La police neuchâteloise veut poursuivre les lanceurs de tracts solidaires des Palestiniens
Mercredi 13 août, une pluie de tracts dénonçant l’exportation d’armes suisses et l’achat par l’armée suisse de drones israéliens testés à Gaza ont été lancés à Neuchâtel sur le défilé militaire. SolidaritéS, qui soutient pleinement cette action, a rencontré un des riverains, Samuel Crettenand, qui trouvait insupportable d’avoir à subir une parade militaire à l’heure où des drones israéliens bombardent intensément Gaza.
Comment cela s’est-il organisé ?
SC : C’est comme simples citoyens et citoyennes que nous avons réagi et décidé de ne pas rester muets face à ce défilé militaire qui passait sous nos fenêtres. J’ai effectué des recherches archéologiques en Syrie, puis collaboré à des événements culturels à Gaza. J’ai des amis en Israël et en Palestine et je suis très préoccupé pour eux. Le 31 juillet, alors que je téléphonais à l’un d’eux, à Gaza, une énorme explosion a interrompu notre conversation. J’ai bien cru avoir assisté à la mort de mon ami en direct, heureusement ce ne fut pas le cas, mais le missile est tombée à 20 mètres de lui. J’ai ouvert une page sur Facebook (/samuel.crettenand). Quand on a appris que l’armée allait défiler dans notre quartier, on a décidé d'attirer l'attention sur deux pétitions (petition-proche-orient.ch et bds- info.ch) qui dénoncent l’exportation et l’importation d'armes au Proche-Orient. Ce sont une vingtaine de personnes qui ont spontanément accepté de soutenir notre action.
Comment ce lancer de tracts s’est-il déroulé ?
L’idée était d’envoyer ces tracts depuis les toits, sans que l’on voie précisément d’où, pas pour nous cacher, mais un peu à la manière furtive des drones. Mais le vent en a décidé autrement ! Le jour du défilé il y avait une forte tempête. On a fait un test et on s’est rendu compte que nos feuillets s’envolaient au loin. On s’est donc déplacés aux abords du défilé pour lancer les tracts en l’air. Le vent a fait le reste : il a emporté et dispersé nos feuillets partout. Pas besoin d’une catapulte pour arroser les autorités et les hauts gradés installés sur les tribunes. La tempête nous a bien aidés !
Comment votre action a-t-elle été reçue ?

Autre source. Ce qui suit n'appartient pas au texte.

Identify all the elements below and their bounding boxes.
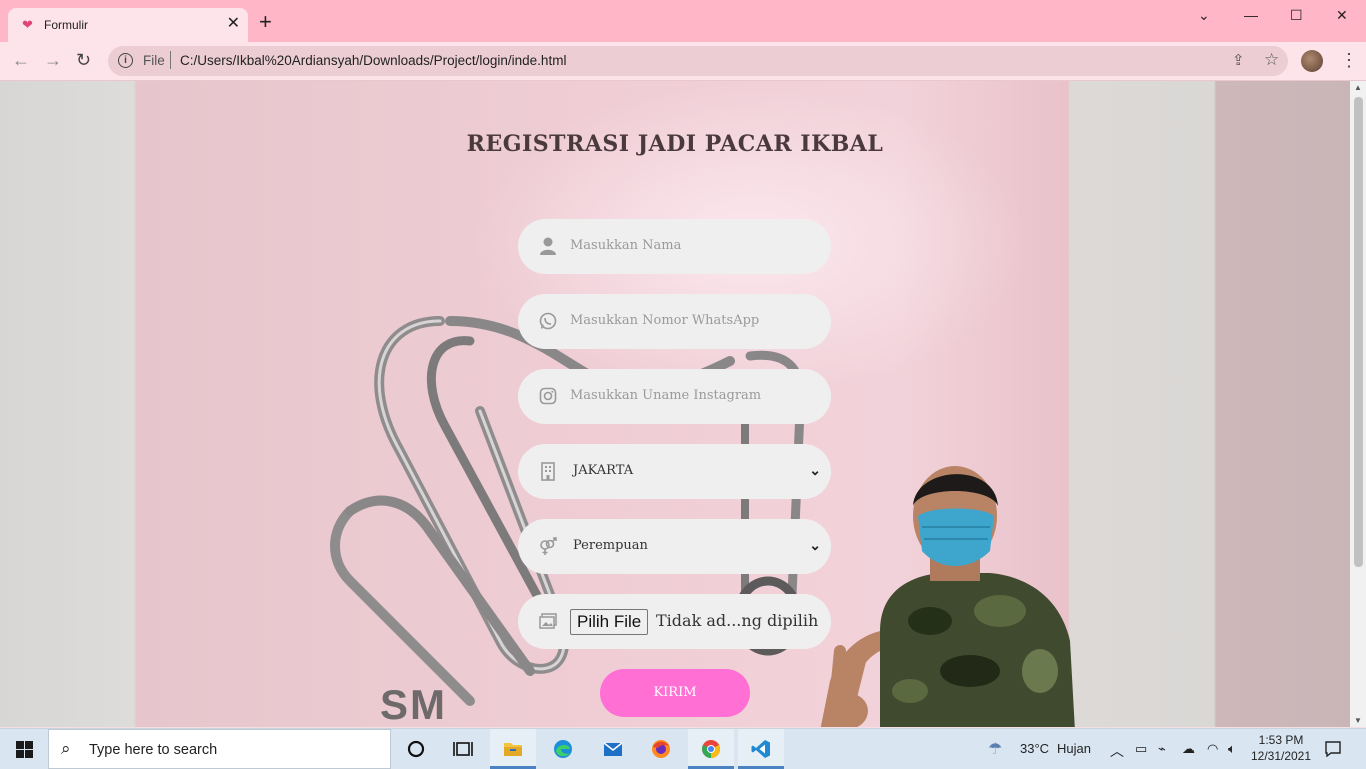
chrome-button[interactable]	[688, 729, 734, 769]
address-bar[interactable]: i File C:/Users/Ikbal%20Ardiansyah/Downl…	[108, 46, 1288, 76]
chrome-icon	[702, 740, 720, 758]
chevron-down-icon: ⌄	[809, 537, 821, 553]
heart-favicon-icon: ❤	[22, 17, 33, 32]
taskbar-search-placeholder: Type here to search	[89, 742, 218, 758]
cortana-button[interactable]	[393, 729, 439, 769]
gender-selected-value: Perempuan	[573, 538, 648, 553]
mail-icon	[603, 742, 623, 756]
city-selected-value: JAKARTA	[573, 463, 634, 478]
forward-arrow-icon[interactable]: →	[44, 50, 62, 70]
clock-time: 1:53 PM	[1258, 733, 1304, 747]
whatsapp-placeholder: Masukkan Nomor WhatsApp	[570, 313, 760, 328]
whatsapp-input[interactable]: Masukkan Nomor WhatsApp	[518, 294, 831, 349]
meet-now-icon[interactable]: ▭	[1135, 741, 1147, 757]
edge-button[interactable]	[540, 729, 586, 769]
name-placeholder: Masukkan Nama	[570, 238, 682, 253]
user-icon	[540, 237, 556, 255]
background-sign-text: SM	[380, 681, 447, 727]
gender-icon	[540, 537, 557, 555]
instagram-input[interactable]: Masukkan Uname Instagram	[518, 369, 831, 424]
cortana-circle-icon	[407, 740, 425, 758]
task-view-button[interactable]	[440, 729, 486, 769]
firefox-icon	[652, 740, 670, 758]
whatsapp-icon	[539, 312, 557, 330]
tray-expand-icon[interactable]: ︿	[1110, 741, 1124, 761]
file-explorer-button[interactable]	[490, 729, 536, 769]
share-icon[interactable]: ⇪	[1232, 51, 1245, 69]
tab-title: Formulir	[44, 18, 88, 32]
browser-toolbar: ← → ↻ i File C:/Users/Ikbal%20Ardiansyah…	[0, 42, 1366, 81]
url-separator	[170, 51, 171, 69]
browser-tab[interactable]: ❤ Formulir ✕	[8, 8, 248, 42]
scroll-down-arrow-icon[interactable]: ▼	[1354, 716, 1362, 725]
back-arrow-icon[interactable]: ←	[12, 50, 30, 70]
submit-button[interactable]: KIRIM	[600, 669, 750, 717]
page-viewport: SM REGISTRASI JADI PACAR IKBAL Masukkan …	[0, 81, 1350, 727]
reload-icon[interactable]: ↻	[76, 50, 91, 70]
window-close-button[interactable]: ✕	[1336, 6, 1348, 24]
notification-center-icon[interactable]	[1324, 740, 1342, 758]
page-scrollbar[interactable]: ▲ ▼	[1350, 81, 1366, 727]
taskbar-clock[interactable]: 1:53 PM 12/31/2021	[1250, 732, 1312, 764]
search-icon: ⌕	[61, 739, 71, 758]
url-text[interactable]: C:/Users/Ikbal%20Ardiansyah/Downloads/Pr…	[180, 53, 566, 68]
bookmark-star-icon[interactable]: ☆	[1264, 50, 1279, 70]
tab-close-icon[interactable]: ✕	[227, 15, 240, 33]
name-input[interactable]: Masukkan Nama	[518, 219, 831, 274]
background-person-photo	[820, 461, 1100, 727]
url-scheme-label: File	[143, 53, 165, 68]
page-title: REGISTRASI JADI PACAR IKBAL	[466, 131, 884, 157]
minimize-button[interactable]: —	[1244, 6, 1258, 24]
browser-menu-icon[interactable]: ⋮	[1340, 50, 1358, 70]
vscode-button[interactable]	[738, 729, 784, 769]
new-tab-button[interactable]: +	[259, 11, 272, 33]
site-info-icon[interactable]: i	[118, 53, 133, 68]
folder-icon	[504, 743, 522, 756]
firefox-button[interactable]	[638, 729, 684, 769]
tab-search-chevron-icon[interactable]: ⌄	[1198, 6, 1210, 24]
wifi-icon[interactable]: ◠	[1207, 741, 1218, 757]
profile-avatar[interactable]	[1301, 50, 1323, 72]
scroll-up-arrow-icon[interactable]: ▲	[1354, 83, 1362, 92]
building-icon	[541, 462, 555, 481]
windows-taskbar: ⌕ Type here to search ☂ 33°C Hujan ︿ ▭ ⌁…	[0, 728, 1366, 769]
city-select[interactable]: JAKARTA ⌄	[518, 444, 831, 499]
mail-button[interactable]	[590, 729, 636, 769]
photo-upload-field: Pilih File Tidak ad...ng dipilih	[518, 594, 831, 649]
instagram-placeholder: Masukkan Uname Instagram	[570, 388, 762, 403]
taskbar-search-box[interactable]: ⌕ Type here to search	[48, 729, 391, 769]
weather-condition[interactable]: Hujan	[1057, 741, 1091, 756]
scrollbar-thumb[interactable]	[1354, 97, 1363, 567]
chevron-down-icon: ⌄	[809, 462, 821, 478]
vscode-icon	[751, 740, 770, 758]
weather-rain-icon[interactable]: ☂	[988, 739, 1002, 759]
task-view-icon	[453, 742, 473, 756]
onedrive-cloud-icon[interactable]: ☁	[1182, 741, 1195, 757]
gender-select[interactable]: Perempuan ⌄	[518, 519, 831, 574]
volume-icon[interactable]: 🔈︎	[1228, 741, 1236, 757]
windows-start-icon[interactable]	[16, 741, 33, 758]
browser-tab-strip: ❤ Formulir ✕ + ⌄ — ☐ ✕	[0, 0, 1366, 42]
instagram-icon	[539, 387, 557, 405]
battery-plug-icon[interactable]: ⌁	[1158, 741, 1166, 757]
edge-icon	[554, 740, 572, 758]
maximize-button[interactable]: ☐	[1290, 6, 1303, 24]
file-status-text: Tidak ad...ng dipilih	[656, 611, 819, 630]
weather-temperature[interactable]: 33°C	[1020, 741, 1049, 756]
clock-date: 12/31/2021	[1250, 749, 1312, 763]
images-icon	[539, 613, 557, 629]
choose-file-button[interactable]: Pilih File	[570, 609, 649, 635]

J’ai vu un homme qui cherchait à ramasser les feuillets pour que personne ne puisse les lire, mais il a vite compris que son geste était inutile : nos petits tracts volaient en nombre et il y en avait partout, sur la route, dans les arbres, dans les buissons, sur le gazon… Les gens se sont précipités pour lire les tracts. A notre surprise, de nombreux spectateurs ont ramassé les tracts et les ont conservés. On voyait que notre message les touchait. La police nous a ensuite interpellés. Ils ont annoncé qu’ils nous dénonceraient au ministère public. Si c’est le cas, nous ferons opposition. Que nous reprochaient-ils au juste ? Ils n’ont pas pu le dire. On exprimait librement notre opinion sans empêcher le déroulement de ce défilé. En quoi nos feuillets les gênaient-ils ? A part sur le fond, bien sûr… La place a été ensuite méticuleusement nettoyée afin qu’aucune trace ne subsiste.
Comment évaluez-vous votre action ?
Notre message a bien passé. Nous ne sommes rattachés à aucun parti, mais des gens de droite comme de gauche nous ont témoigné leur soutien et trouvent choquant que l’armée suisse achète des drones israéliens testés à Gaza. On a fait la une de la presse locale. Le résultat dépasse tous nos espoirs.